Transform domain steganalysis
These types of algorithms work against transform domain techniques, such as Discrete Cosine Transform (DCT), that we saw before, Fast Fourier Transform (FFT) and Discrete Wavelet Transform (DWT).
A lot of algorithms in this section uses artificial neural networks to determine whether the image was stego or a clean one.
This first algorithm tackles steganography detection in JPEG images. It analyses 2-dimensional arrays built from the magnitudes of JPEG quantized block DCT coefficients, it computes the differences between neighbouring pixels in these 2-D arrays along horizontal, vertical, and diagonal directions. Finally, a Markov process models these different arrays, capitalising on their second-order statistics to unmask the alterations brought on by hidden messages.
This second algorithm introduces a fresh set of features specifically designed for steganalysis in JPEG images. The features hinge on the first-order statistics of quantized noise residuals obtained by decompressing the JPEG image using 64 kernels of the Discrete Cosine Transform (DCT). This approach yields features with reduced computational complexity and lower dimensionality compared to more intricate models; despite this simplicity, the features maintain competitive performance.
Universal or blind steganalysis
Universal steganalysis is the most advanced one and tries to detect the secret messages regardless of the steganographic technique applied to the initial image, for this reason is also the most useful one, because if you want to detect stego images outside a laboratory you don’t know that type of algorithm has been applied.
Some algorithms use the Mahalanobis distance from a test Center of Mass to the training distribution to identify stego images; others use the local binary pattern texture operator to examine the pixel texture patterns within neighbourhoods across the colour planes with an artificial neural network used as classifier.
Deep learning techniques in universal steganalysis seem to be very effective and if trained with a large dataset tends to have high detection accuracy.
Conclusion
Steganography and Steganalysis are two very interesting and complex topics, there are hundreds of different algorithms that try to hide or detect data in an efficient way.
While I was reading about steganography it felt like it was something very far from a real world implementation, something that works very well in a lab environment but that can easily have problems when it’s taken out, and every example of real world implementation is easily thinkable with another, more reliable security tool.

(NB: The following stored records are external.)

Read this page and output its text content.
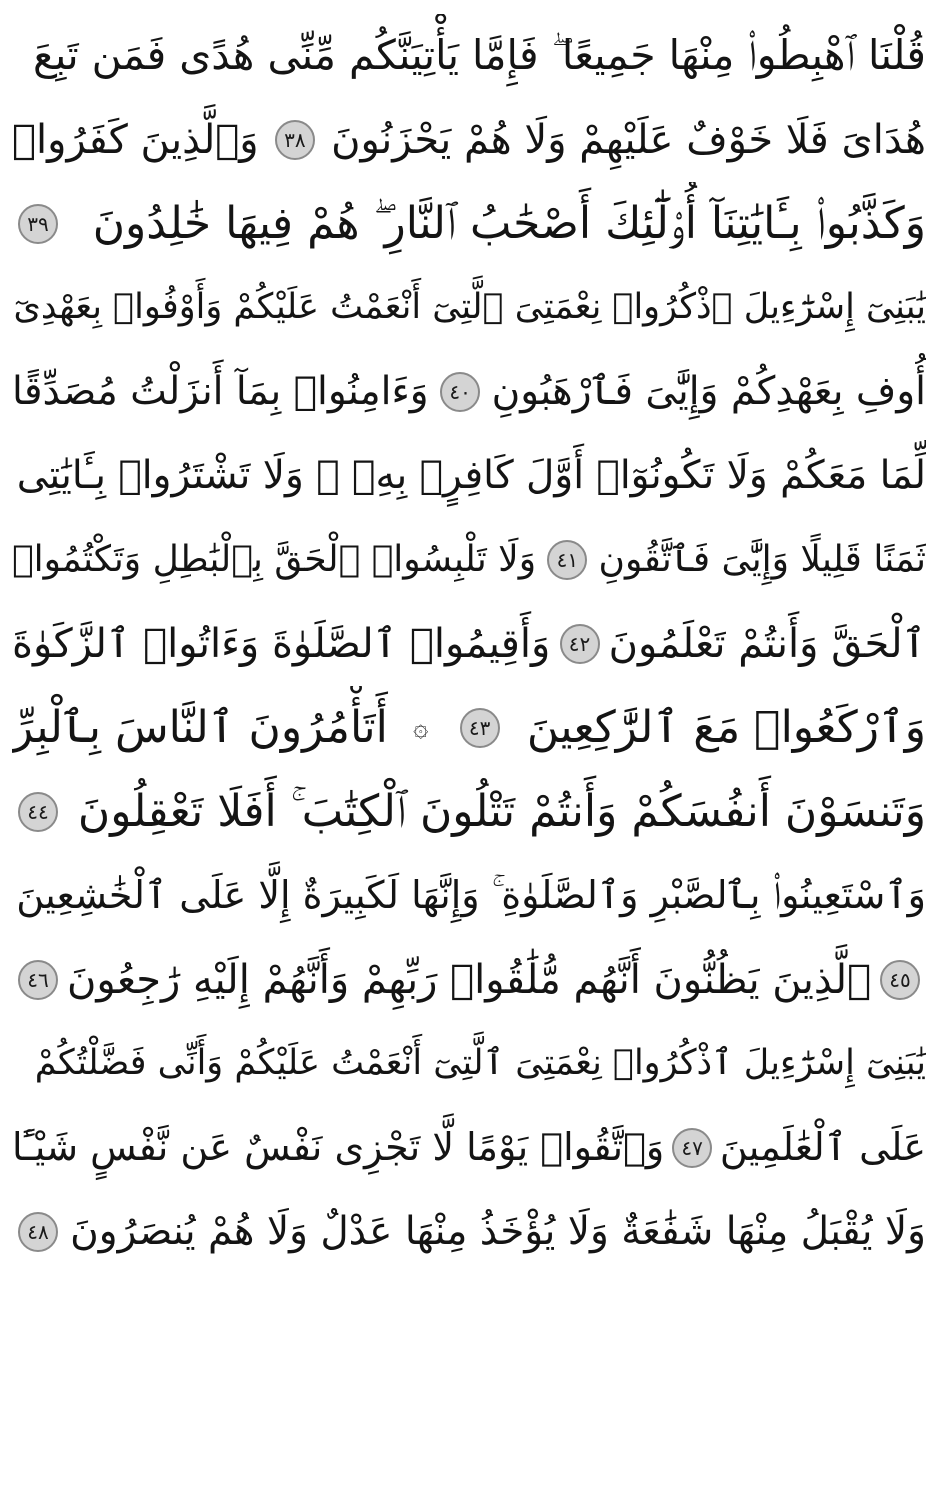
قُلْنَا ٱهْبِطُوا۟ مِنْهَا جَمِيعًا ۖ فَإِمَّا يَأْتِيَنَّكُم مِّنِّى هُدًى فَمَن تَبِعَ
هُدَاىَ فَلَا خَوْفٌ عَلَيْهِمْ وَلَا هُمْ يَحْزَنُونَ
٣٨
وَٱلَّذِينَ كَفَرُوا۟
وَكَذَّبُوا۟ بِـَٔايَٰتِنَآ أُو۟لَٰٓئِكَ أَصْحَٰبُ ٱلنَّارِ ۖ هُمْ فِيهَا خَٰلِدُونَ
٣٩
يَٰبَنِىٓ إِسْرَٰٓءِيلَ ٱذْكُرُوا۟ نِعْمَتِىَ ٱلَّتِىٓ أَنْعَمْتُ عَلَيْكُمْ وَأَوْفُوا۟ بِعَهْدِىٓ
أُوفِ بِعَهْدِكُمْ وَإِيَّٰىَ فَٱرْهَبُونِ
٤٠
وَءَامِنُوا۟ بِمَآ أَنزَلْتُ مُصَدِّقًا
لِّمَا مَعَكُمْ وَلَا تَكُونُوٓا۟ أَوَّلَ كَافِرٍۭ بِهِۦ ۖ وَلَا تَشْتَرُوا۟ بِـَٔايَٰتِى
ثَمَنًا قَلِيلًا وَإِيَّٰىَ فَٱتَّقُونِ
٤١
وَلَا تَلْبِسُوا۟ ٱلْحَقَّ بِٱلْبَٰطِلِ وَتَكْتُمُوا۟
ٱلْحَقَّ وَأَنتُمْ تَعْلَمُونَ
٤٢
وَأَقِيمُوا۟ ٱلصَّلَوٰةَ وَءَاتُوا۟ ٱلزَّكَوٰةَ
وَٱرْكَعُوا۟ مَعَ ٱلرَّٰكِعِينَ
٤٣
۞
أَتَأْمُرُونَ ٱلنَّاسَ بِٱلْبِرِّ
وَتَنسَوْنَ أَنفُسَكُمْ وَأَنتُمْ تَتْلُونَ ٱلْكِتَٰبَ ۚ أَفَلَا تَعْقِلُونَ
٤٤
وَٱسْتَعِينُوا۟ بِٱلصَّبْرِ وَٱلصَّلَوٰةِ ۚ وَإِنَّهَا لَكَبِيرَةٌ إِلَّا عَلَى ٱلْخَٰشِعِينَ
٤٥
ٱلَّذِينَ يَظُنُّونَ أَنَّهُم مُّلَٰقُوا۟ رَبِّهِمْ وَأَنَّهُمْ إِلَيْهِ رَٰجِعُونَ
٤٦
يَٰبَنِىٓ إِسْرَٰٓءِيلَ ٱذْكُرُوا۟ نِعْمَتِىَ ٱلَّتِىٓ أَنْعَمْتُ عَلَيْكُمْ وَأَنِّى فَضَّلْتُكُمْ
عَلَى ٱلْعَٰلَمِينَ
٤٧
وَٱتَّقُوا۟ يَوْمًا لَّا تَجْزِى نَفْسٌ عَن نَّفْسٍ شَيْـًٔا
وَلَا يُقْبَلُ مِنْهَا شَفَٰعَةٌ وَلَا يُؤْخَذُ مِنْهَا عَدْلٌ وَلَا هُمْ يُنصَرُونَ
٤٨
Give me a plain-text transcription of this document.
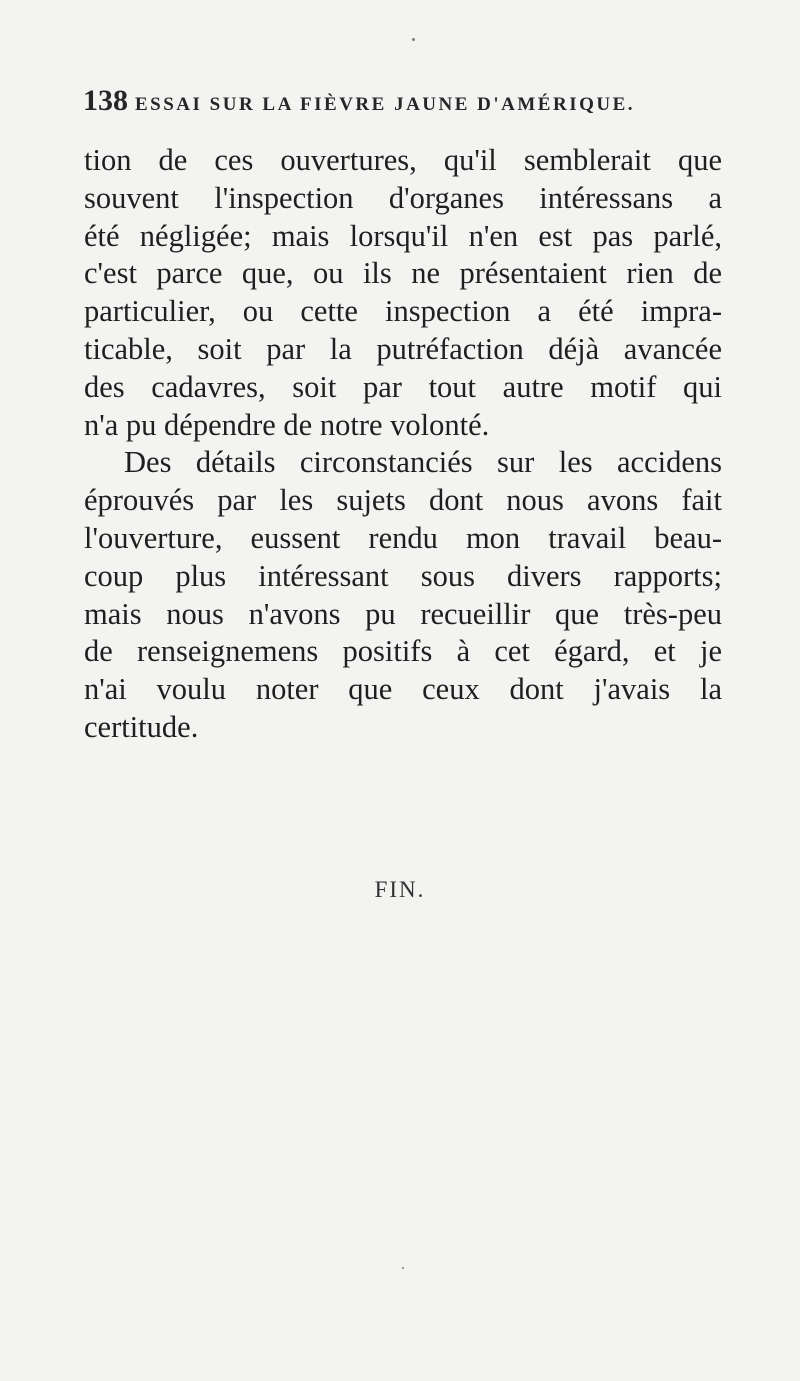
138 ESSAI SUR LA FIÈVRE JAUNE D'AMÉRIQUE.
tion de ces ouvertures, qu'il semblerait que
souvent l'inspection d'organes intéressans a
été négligée; mais lorsqu'il n'en est pas parlé,
c'est parce que, ou ils ne présentaient rien de
particulier, ou cette inspection a été impra-
ticable, soit par la putréfaction déjà avancée
des cadavres, soit par tout autre motif qui
n'a pu dépendre de notre volonté.
Des détails circonstanciés sur les accidens
éprouvés par les sujets dont nous avons fait
l'ouverture, eussent rendu mon travail beau-
coup plus intéressant sous divers rapports;
mais nous n'avons pu recueillir que très-peu
de renseignemens positifs à cet égard, et je
n'ai voulu noter que ceux dont j'avais la
certitude.
FIN.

Other two interesting aspects pointed out in this paper are:
- Multiple object stream, which is particularly relevant to hiding in network channels, where communication is repeated. It faces a problem on how to adapt steganography for embedding one object in many and how to allocate payload between multiple objects.
- Key exchange, in particular how a key broadcast is not allowed in an initial setting, and how encoding a key as semantic content of a cover is practically impossible because the datagrams are sensitive to even a single bit error. Regarding this aspect, another problem is the state of ignorance of sender and receiver on when the key is being transmitted, because every transmission includes noise, both the sender and the receiver assumes that the noise of every image is a public key, and sends a reply. By doing that, the amount of computation necessary is monstrous.
Talking about steganalysis, the situation seems similar. Apart from universal ones, the majority of the algorithms are created ad hoc with the knowledge of the embedding algorithm used, the cover source and which object they should examine, which is unrealistic in a real-world use scenario. Right now, in 2024, it seems like literature is mostly focused on grayscale images, with video and network traffic analysis taking a backseat.